The huge selection of fine rugs, fabrics and furniture allowed designers to offer seemingly endless possibilities, all under one roof.

It is a concept being copied by big-box retailers such as Room and Board and Crate and Barrel, which offer custom window treatments, bedding and pillows, as well as bookshelves, sofas and case goods.

But what they call custom is merely made to order, said Ann Lambeth, principal of J. Lambeth & Co., the largest independent showroom on the East Coast. Lambeth offers luxury furniture, textiles, lighting, cast stone and custom metal works to architectural and design trade professionals.
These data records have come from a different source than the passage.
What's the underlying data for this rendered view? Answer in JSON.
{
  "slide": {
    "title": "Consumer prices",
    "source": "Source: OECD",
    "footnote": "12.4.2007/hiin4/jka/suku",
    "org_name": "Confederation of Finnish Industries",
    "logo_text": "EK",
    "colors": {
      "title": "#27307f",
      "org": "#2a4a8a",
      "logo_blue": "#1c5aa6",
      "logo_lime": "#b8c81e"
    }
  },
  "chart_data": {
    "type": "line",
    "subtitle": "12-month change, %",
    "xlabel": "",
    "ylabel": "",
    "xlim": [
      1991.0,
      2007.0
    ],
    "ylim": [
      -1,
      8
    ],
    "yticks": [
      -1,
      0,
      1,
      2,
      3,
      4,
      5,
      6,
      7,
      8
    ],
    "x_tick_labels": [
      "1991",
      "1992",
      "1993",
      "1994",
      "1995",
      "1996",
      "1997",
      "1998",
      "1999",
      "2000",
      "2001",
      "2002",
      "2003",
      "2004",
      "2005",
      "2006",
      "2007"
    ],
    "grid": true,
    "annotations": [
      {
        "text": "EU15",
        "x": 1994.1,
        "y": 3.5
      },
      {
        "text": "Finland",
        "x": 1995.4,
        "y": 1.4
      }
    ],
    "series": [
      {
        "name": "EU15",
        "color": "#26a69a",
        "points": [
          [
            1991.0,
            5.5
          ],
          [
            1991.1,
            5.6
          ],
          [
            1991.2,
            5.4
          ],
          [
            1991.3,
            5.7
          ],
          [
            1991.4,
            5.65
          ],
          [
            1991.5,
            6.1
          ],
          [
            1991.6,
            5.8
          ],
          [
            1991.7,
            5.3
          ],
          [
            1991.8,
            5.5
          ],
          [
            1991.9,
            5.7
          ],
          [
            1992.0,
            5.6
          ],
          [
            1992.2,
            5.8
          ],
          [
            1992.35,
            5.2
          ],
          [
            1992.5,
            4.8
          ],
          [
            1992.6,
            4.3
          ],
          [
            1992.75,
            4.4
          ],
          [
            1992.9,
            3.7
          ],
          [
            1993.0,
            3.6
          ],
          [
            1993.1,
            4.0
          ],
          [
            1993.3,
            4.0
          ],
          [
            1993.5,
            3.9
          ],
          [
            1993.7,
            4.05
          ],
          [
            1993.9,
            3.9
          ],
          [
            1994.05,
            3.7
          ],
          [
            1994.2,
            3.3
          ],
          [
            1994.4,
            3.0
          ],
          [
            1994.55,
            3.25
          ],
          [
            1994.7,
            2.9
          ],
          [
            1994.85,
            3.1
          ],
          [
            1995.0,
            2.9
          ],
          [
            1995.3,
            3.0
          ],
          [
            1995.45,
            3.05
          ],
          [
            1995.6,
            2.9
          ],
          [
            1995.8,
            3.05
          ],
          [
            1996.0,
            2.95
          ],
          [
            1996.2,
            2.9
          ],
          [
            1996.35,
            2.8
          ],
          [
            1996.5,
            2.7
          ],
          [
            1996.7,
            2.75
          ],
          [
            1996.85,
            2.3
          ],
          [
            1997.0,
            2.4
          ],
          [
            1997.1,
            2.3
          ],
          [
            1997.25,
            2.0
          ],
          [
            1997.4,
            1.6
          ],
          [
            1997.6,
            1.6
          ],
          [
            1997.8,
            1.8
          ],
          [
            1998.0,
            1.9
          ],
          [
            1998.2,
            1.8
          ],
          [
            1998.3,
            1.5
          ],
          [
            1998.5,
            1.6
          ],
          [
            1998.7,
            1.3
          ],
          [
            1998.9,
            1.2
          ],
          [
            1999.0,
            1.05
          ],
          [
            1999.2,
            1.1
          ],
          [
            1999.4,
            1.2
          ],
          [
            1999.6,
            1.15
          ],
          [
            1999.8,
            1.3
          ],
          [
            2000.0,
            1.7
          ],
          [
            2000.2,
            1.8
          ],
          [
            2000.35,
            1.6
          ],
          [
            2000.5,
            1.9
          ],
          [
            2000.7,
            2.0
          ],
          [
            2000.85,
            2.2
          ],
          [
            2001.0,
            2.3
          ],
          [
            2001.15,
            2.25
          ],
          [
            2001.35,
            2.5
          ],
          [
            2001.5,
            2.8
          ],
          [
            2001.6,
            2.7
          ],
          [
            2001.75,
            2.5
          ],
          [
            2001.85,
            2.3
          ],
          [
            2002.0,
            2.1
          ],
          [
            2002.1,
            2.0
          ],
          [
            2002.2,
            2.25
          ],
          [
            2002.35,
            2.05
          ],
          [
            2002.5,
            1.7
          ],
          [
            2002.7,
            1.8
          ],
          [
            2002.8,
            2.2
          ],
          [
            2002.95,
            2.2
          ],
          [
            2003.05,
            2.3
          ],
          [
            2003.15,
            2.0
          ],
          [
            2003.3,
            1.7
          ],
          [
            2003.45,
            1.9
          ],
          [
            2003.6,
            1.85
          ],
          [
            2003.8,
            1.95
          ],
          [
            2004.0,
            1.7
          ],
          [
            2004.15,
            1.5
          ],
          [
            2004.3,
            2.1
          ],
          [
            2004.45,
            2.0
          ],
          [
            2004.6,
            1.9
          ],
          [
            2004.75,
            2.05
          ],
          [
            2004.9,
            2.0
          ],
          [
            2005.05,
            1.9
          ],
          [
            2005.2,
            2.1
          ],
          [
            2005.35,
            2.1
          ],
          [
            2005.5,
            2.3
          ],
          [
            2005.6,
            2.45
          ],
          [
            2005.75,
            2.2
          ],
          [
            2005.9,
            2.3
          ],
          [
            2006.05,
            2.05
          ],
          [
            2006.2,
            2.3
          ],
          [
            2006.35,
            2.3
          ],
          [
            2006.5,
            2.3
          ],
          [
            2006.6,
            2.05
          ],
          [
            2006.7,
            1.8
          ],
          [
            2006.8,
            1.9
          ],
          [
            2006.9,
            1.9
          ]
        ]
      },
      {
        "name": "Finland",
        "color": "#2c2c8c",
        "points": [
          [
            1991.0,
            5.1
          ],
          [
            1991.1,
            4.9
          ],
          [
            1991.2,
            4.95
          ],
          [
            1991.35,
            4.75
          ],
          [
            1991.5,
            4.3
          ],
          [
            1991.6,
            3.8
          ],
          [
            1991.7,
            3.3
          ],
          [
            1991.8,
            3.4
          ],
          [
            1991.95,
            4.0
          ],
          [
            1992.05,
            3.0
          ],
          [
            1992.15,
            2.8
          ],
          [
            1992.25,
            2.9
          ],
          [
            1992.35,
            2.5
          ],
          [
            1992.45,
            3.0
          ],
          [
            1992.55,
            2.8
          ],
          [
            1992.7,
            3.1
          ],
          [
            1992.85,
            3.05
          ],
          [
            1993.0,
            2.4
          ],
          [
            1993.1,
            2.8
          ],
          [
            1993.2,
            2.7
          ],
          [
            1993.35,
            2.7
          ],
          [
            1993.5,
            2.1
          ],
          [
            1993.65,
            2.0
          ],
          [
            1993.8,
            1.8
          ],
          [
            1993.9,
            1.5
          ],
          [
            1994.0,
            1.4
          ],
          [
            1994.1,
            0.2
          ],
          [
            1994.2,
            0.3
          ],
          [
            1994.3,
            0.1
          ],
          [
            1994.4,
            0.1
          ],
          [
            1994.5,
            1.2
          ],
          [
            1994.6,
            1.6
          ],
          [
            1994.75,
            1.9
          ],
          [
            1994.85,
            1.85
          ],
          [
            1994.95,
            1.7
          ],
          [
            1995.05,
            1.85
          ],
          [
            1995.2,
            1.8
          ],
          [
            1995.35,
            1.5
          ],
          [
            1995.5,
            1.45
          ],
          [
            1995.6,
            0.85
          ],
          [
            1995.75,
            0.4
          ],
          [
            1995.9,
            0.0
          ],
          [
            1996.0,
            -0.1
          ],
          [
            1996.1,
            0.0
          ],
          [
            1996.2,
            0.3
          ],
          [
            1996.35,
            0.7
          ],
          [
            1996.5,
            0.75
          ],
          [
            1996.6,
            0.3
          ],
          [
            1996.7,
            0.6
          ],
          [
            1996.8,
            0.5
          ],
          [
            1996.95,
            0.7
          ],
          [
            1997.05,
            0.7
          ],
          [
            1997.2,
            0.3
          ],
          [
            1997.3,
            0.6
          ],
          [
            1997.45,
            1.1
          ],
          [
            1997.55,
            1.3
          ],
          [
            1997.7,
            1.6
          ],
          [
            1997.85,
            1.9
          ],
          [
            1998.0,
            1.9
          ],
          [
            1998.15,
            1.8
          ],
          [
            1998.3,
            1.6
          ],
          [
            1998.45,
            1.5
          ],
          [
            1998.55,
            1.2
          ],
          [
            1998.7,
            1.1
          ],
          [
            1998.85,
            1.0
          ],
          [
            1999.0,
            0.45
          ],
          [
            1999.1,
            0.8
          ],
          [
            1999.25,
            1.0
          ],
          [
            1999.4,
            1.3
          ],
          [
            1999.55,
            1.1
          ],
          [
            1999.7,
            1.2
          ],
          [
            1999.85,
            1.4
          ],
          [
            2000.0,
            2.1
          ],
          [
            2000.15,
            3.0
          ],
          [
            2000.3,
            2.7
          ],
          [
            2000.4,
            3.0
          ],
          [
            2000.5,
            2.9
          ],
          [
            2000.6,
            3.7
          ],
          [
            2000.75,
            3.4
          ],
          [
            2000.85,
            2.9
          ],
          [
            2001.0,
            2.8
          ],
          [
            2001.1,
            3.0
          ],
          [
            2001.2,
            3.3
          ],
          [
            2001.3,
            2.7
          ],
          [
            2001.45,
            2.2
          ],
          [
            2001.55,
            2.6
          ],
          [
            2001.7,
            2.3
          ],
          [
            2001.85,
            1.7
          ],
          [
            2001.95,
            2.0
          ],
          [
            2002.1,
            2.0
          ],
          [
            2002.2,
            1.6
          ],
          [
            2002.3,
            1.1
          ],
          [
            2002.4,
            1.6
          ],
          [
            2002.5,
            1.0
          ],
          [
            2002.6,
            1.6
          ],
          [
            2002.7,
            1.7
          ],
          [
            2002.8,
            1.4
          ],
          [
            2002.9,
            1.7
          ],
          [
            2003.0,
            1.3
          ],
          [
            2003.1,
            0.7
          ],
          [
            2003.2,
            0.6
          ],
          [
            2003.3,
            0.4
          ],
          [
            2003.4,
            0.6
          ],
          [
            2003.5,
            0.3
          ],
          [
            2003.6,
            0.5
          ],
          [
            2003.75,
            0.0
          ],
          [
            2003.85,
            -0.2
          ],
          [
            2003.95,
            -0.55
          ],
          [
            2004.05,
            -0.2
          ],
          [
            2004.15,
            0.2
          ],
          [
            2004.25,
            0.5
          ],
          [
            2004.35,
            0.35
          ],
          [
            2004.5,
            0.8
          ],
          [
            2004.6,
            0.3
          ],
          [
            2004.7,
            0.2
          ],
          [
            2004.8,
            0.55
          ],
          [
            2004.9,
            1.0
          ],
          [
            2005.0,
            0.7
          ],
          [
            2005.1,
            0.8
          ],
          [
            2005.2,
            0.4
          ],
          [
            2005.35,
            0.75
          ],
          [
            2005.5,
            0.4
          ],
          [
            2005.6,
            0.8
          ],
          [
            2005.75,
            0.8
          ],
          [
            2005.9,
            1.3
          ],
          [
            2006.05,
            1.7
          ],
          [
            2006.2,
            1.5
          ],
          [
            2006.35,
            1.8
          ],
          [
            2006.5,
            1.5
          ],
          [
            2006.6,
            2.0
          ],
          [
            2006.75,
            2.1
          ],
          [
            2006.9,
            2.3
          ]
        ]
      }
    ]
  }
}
"They may be able to add length but not depth. They may offer 40 fabrics. But we have thousands," Lambeth said. "We have lines where the consumer can not only pick a color, they can design a color specific for them. They can find something that is uniquely theirs."

Still, some designers say the gigantic showroom model is outdated, that these days Generation X and Y clients, those born between 1965 and 1981, surf the Web, watch design shows and peruse Pinterest for design ideas.

"Online purchasing, being such an easy option for people, may be impacting the Design Center," said Northern Virginia interior designer Lauren Leiss. "It's so easy to find good stuff now. You just turn on a computer and go to a website. I love that."

But, she added the Internet does not replace being able to go in and sit on a chair or touch a piece of cloth.

"I think there will always be a place for that." She said.

Lambeth said home design retailers and those open to trade only can coexist.

"Just like in the fashion industry, J. Crew is not for everyone," she said. "It's for a lot of people, but not everyone. And of course, we offer value, too. We couldn't survive if we only sold Chanel."

She said showrooms are not relics of the past and dismissed the talk of the demise of the Design Center.

"Rumors are rampant," Lambeth said. "We are committed to moving as a group. We may lose two or three who might not make the move for a number of reasons. But the Design Center is not closing. We are just moving."